I’m sorry, but the Archbishop is fighting the last war here. The postmodern era is no longer dominated by “the scientific and materialistic worldview.” Would that the main issues were the rather hard-headed and rigorous approaches of science and materialism which he decries! At least these appeal to a rationality that is considered universal and reliable. We have other problems. Consult the rise of new age religions, the rejection of metanarratives, the…
…sense of the infinite malleability of the self, the rise of fundamentalisms of all sorts, and the violence of imposed ideologies which are themselves irrational. People will believe anything—and nothing—today. To seek for truth which you can “verify through research and experimentation” is just not the problem anymore.
I’m sorry, but I have to agree with Abp. Chaupt on this. I see this favoritism of technology and empirical verifiability constantly in my academic setting. If it’s not “the” problem, it is still a sizeable one.

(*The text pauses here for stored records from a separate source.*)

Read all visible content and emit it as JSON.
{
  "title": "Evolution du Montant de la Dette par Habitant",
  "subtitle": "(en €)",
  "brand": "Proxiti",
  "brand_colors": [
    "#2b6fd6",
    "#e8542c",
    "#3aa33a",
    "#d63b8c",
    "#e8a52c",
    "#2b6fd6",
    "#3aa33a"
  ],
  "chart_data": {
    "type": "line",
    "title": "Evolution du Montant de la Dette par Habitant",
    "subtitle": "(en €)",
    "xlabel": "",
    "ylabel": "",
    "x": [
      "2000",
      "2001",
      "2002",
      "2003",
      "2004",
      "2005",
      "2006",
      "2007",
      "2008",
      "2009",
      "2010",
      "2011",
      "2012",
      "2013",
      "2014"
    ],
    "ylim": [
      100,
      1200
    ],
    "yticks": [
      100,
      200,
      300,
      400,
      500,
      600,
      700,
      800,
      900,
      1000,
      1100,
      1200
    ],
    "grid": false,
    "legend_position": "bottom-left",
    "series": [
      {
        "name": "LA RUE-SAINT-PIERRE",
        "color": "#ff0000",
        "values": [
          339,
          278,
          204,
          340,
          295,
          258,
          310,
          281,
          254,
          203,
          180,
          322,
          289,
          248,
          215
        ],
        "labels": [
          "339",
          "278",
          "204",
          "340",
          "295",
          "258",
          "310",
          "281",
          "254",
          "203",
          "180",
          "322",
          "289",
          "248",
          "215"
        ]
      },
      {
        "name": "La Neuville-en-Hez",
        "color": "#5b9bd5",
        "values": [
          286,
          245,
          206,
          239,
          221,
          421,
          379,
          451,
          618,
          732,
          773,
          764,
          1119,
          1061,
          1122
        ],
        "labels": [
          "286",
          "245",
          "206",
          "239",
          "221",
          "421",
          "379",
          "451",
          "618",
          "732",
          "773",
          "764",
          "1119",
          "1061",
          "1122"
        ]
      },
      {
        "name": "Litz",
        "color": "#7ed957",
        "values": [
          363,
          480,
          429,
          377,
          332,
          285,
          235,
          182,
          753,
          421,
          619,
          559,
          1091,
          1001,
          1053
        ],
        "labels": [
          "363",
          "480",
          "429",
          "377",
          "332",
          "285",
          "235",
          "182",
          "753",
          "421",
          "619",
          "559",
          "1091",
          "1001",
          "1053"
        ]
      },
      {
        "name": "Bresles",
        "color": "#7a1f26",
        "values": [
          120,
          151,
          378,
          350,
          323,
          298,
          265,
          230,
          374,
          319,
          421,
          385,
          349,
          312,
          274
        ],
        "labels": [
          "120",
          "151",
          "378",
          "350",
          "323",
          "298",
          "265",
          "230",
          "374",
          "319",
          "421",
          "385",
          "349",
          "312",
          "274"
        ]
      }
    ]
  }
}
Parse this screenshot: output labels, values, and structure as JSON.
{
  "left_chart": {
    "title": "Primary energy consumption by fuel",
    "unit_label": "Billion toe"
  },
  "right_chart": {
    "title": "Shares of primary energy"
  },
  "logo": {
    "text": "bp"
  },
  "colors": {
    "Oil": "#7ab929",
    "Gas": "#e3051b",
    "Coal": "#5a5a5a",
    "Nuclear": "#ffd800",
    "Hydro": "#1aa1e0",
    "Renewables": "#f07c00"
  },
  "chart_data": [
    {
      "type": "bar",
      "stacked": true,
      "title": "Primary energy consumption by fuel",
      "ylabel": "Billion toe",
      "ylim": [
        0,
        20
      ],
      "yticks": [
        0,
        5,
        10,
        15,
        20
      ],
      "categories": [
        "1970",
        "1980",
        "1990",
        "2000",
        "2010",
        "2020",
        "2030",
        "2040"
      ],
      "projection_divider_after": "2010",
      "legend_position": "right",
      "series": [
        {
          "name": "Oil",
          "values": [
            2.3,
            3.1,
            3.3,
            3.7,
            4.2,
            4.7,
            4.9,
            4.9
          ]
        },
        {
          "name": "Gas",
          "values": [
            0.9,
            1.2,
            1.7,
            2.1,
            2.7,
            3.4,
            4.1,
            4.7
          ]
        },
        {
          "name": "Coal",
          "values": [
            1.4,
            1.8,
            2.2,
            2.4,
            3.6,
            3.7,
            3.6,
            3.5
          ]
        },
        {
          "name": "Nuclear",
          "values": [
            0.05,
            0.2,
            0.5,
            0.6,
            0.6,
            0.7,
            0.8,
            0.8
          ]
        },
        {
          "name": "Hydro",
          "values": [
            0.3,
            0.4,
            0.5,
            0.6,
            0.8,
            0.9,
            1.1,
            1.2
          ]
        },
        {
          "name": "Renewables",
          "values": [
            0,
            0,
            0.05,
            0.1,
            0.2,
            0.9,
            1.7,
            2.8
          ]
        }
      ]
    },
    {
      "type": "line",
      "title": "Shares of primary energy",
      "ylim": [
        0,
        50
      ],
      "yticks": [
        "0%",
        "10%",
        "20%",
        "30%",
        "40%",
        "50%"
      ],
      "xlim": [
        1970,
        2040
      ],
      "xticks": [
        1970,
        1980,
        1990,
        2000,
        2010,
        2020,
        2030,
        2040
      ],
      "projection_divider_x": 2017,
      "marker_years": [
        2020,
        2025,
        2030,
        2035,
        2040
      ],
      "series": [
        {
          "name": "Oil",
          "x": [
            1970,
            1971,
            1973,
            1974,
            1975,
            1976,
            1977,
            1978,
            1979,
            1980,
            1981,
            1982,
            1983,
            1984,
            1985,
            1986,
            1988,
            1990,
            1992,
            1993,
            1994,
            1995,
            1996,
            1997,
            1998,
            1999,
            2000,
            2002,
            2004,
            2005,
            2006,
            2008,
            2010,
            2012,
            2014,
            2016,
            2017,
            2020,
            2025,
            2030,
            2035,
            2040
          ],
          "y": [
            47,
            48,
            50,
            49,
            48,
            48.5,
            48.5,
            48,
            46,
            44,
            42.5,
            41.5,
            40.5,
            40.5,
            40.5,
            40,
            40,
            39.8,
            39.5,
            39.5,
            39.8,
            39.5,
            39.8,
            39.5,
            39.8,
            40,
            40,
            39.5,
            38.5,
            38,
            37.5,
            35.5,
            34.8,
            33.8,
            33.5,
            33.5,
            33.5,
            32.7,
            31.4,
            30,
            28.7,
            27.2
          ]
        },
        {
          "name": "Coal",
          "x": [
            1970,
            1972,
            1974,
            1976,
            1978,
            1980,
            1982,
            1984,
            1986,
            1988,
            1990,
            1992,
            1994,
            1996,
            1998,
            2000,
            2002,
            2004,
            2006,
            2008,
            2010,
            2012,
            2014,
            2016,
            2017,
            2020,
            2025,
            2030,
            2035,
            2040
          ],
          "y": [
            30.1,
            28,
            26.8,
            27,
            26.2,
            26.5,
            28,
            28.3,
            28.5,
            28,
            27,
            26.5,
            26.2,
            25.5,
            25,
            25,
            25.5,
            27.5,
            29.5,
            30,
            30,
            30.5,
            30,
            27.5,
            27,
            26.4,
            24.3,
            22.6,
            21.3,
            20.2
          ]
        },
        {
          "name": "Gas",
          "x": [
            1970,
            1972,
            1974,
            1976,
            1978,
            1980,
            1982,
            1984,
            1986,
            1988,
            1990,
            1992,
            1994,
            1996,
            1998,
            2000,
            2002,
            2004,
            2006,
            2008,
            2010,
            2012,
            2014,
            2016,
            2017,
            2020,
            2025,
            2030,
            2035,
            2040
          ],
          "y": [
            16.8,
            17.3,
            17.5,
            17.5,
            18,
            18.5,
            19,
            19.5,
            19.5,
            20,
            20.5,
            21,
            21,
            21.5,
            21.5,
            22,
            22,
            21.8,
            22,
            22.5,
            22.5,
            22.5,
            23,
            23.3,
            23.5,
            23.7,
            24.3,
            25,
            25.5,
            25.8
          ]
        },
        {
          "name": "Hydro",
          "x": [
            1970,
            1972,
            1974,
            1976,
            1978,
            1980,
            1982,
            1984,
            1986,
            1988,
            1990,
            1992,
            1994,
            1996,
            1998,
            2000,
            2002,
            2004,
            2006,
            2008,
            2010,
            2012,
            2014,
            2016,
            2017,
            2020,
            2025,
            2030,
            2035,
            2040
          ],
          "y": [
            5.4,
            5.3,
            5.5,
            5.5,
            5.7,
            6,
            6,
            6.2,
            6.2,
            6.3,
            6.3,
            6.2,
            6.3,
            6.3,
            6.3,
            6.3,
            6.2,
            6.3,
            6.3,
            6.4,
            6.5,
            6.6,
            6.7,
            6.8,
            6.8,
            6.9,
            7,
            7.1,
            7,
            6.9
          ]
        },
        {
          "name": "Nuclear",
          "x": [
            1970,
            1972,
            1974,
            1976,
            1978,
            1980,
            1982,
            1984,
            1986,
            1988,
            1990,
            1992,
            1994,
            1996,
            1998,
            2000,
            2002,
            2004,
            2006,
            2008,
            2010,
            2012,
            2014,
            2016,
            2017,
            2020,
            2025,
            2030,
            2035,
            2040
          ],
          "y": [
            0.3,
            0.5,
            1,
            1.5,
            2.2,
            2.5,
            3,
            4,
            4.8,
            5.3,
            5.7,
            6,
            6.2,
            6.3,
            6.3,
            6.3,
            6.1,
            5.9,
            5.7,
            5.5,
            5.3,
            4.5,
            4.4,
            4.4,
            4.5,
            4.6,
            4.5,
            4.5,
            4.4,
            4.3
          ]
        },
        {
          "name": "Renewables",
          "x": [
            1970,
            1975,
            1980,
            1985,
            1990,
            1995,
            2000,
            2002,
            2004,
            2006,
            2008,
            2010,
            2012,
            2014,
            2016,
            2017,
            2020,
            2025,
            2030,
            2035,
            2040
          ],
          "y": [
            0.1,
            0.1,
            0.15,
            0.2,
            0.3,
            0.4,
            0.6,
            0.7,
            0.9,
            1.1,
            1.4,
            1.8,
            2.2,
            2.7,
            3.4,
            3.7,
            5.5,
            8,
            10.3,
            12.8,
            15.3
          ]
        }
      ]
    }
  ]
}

Rita, I think you give us the rest of the story while AB Chaput gives us the other part. But therein lies the need for true liturgical renewal, one that is rational and engages the scientific, technological mind and one that captures mystery and moves people to an encounter with the Sacred that goes beyond the rational or explainable. Those who simply want mystery and the encounter with the Sacred are perfectly pleased to attend an EF Mass they don’t fully comprehend and go home believing they experienced and received the real presence of Jesus Christ. Others want to know how this presence came about, want to understand every word and structure of the Liturgy and its historical roots and gradual evolution and will critique the priest, his style, homily and looks and will not be satisfied if anything is lacking in logic and rationality. Others will want very clear and precise moral teachings and how to live their life in a world hostile to what they believe is the truth. It is hard to have liturgical renewal in our multi-faceted culture and with people who think their conscience, way of looking at things and ultimate decisions are always right and on an equal footing with what traditionally was known as “revealed truth” that called for conversion and a move away from the dictatorship of pride.
Mother of God, I hope it is not a sign of the “End Times” but I find myself more and more in (at least partial) agreement with Rita lately! I agree with the last paragraph of #14 at 5.11pm and her #15 at 5.15pm.
Well, we have been having some extreme weather lately.
But I’m pleased to have you agree with me at least once in a while, Ceile!